Image:Aedes aegypti mosquitoes are seen inside Oxitec laboratory in Campinas, Brazil, February 2, 2016. REUTERS/Paulo Whitaker/File Photo
By Julie Steenhuysen
CHICAGO (Reuters) – Zika infections in Puerto Rico appear to be increasing rapidly, top U.S. health officials said on Friday, raising concerns for dozens if not hundreds of cases of microcephaly.
Puerto Rican health officials on Friday reported that 1,726 people in the U.S. commonwealth have been infected with Zika, including a total of 191 pregnant women. That is up from a total of 1,501 total infections and 182 infections in pregnant women a week ago.
The numbers reflect the total number of confirmed Zika cases since the start of the outbreak late last year, a number that reflects largely symptomatic cases of Zika.
In new data released by the U.S. Centers for Disease Control and Prevention on Friday, health officials have also seen a sharp rise in the frequency in which Zika is detected in blood donations.
The numbers are based on the use of a test from Swiss drugmaker Roche Holding AG in use since April 3 to screen blood donations for Zika.
“This is a test that measures actual Zika virus in the blood. It’s highly sensitive and highly specific,” CDC Director Dr. Thomas Frieden told reporters in a conference call on Friday.
As of April 3, 68 out of 12,777 blood donations have tested positive for Zika, and the proportion of positive tests “has steadily increased,” Frieden said.
Testing in the most recent week ended June 11 showed 1.1 percent of donated blood was infected with Zika, the highest proportion seen yet in Puerto Rico, Frieden said.
Although the blood donor population is not representative of the general population, Frieden said the increasing prevalence of Zika in blood donations likely reflects increases in the population at large.
The Zika virus only remains present in the blood for about a week after symptoms appear, and diagnostic tests also look for signs of past infections. Frieden said analyzing Zika in blood donations provides a snapshot of current infections in the population at any given time, including asymptomatic cases.
Based on the findings, he estimates that as many as 2 percent of the population is infected with Zika each month.
The estimate suggests that over time, there is a substantially higher risk that a pregnant woman would become infected with Zika, putting her fetus at risk of birth defects.
That also means that in the coming months, “it’s possible that thousands of pregnant women in Puerto Rico could be infected in with Zika,” Frieden said, leading to “dozens or hundreds of infants being born with microcephaly in the coming year.”
“The bottom line is we’re seeing a steady increase,” Frieden said.
He stressed that pregnant women are the chief priority in the fight against Zika. The virus has been shown to cause microcephaly, a birth defect marked by small head size and underdeveloped brains, as well as other malformations. It is yet not clear whether babies exposed to Zika in the womb with no obvious birth defects will have developmental issues later on.
In Brazil, authorities have confirmed more than 1,400 cases of microcephaly in babies whose mothers were exposed to Zika during pregnancy
Frieden said the test was highly sensitive, and all blood donations that test positive are removed from the blood supply.

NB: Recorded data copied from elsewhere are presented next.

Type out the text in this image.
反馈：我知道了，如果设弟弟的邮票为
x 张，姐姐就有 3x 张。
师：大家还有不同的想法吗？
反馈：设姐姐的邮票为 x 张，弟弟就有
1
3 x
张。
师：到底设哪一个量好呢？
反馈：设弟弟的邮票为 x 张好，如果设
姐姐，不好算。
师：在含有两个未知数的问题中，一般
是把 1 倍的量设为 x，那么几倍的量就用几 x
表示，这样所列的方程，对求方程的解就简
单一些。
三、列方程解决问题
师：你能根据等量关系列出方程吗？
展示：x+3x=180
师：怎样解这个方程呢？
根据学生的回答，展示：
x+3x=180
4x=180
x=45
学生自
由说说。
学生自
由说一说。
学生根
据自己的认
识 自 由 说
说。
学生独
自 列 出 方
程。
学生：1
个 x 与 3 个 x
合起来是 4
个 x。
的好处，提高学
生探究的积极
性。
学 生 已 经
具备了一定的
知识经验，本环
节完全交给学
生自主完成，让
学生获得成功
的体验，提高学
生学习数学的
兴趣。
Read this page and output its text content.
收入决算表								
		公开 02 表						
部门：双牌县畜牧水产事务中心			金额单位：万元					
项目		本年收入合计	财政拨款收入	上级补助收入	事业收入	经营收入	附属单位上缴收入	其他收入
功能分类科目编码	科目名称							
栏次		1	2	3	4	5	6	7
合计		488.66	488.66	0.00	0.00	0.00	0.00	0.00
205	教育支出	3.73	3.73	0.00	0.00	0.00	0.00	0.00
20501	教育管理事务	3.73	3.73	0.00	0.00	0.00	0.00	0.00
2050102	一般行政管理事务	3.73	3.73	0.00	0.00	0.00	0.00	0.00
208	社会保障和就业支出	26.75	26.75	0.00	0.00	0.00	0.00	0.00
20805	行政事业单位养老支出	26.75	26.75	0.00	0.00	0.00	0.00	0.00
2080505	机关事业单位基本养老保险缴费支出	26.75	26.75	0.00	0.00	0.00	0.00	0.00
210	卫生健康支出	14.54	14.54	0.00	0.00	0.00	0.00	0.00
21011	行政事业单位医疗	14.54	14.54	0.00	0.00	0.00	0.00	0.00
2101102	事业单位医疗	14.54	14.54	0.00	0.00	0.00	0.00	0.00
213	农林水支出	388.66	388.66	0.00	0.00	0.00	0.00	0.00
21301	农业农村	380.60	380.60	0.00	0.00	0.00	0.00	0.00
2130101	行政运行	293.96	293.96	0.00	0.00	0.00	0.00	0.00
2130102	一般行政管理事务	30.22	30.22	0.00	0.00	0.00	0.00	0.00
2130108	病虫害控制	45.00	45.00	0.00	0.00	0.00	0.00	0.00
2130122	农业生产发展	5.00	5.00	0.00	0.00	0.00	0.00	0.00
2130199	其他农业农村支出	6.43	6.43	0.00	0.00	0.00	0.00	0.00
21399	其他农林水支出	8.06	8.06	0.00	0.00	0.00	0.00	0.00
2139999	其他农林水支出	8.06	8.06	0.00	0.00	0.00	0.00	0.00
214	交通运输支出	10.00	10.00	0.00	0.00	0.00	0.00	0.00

Donors who test positive for Zika, an infection that often has no symptoms, are given information on how to avoid spreading the infection to others.
Although Zika is largely a mosquito-borne virus, it can be transmitted sexually and through blood donations.
Frieden said there have been no confirmed cases of Zika spread through blood transfusions anywhere in the United States or Puerto Rico or any other U.S. territory, although there has been at least one report of Zika spreading through a blood transfusion in Brazil.
The Obama administration has requested $1.9 billion in emergency Zika funding. The Senate approved $1.1 billion of that request, but the House of Representatives voted to allocate $622.1 million financed through cuts to existing programs, such as for Ebola, which U.S. health officials have called inadequate and short-sighted.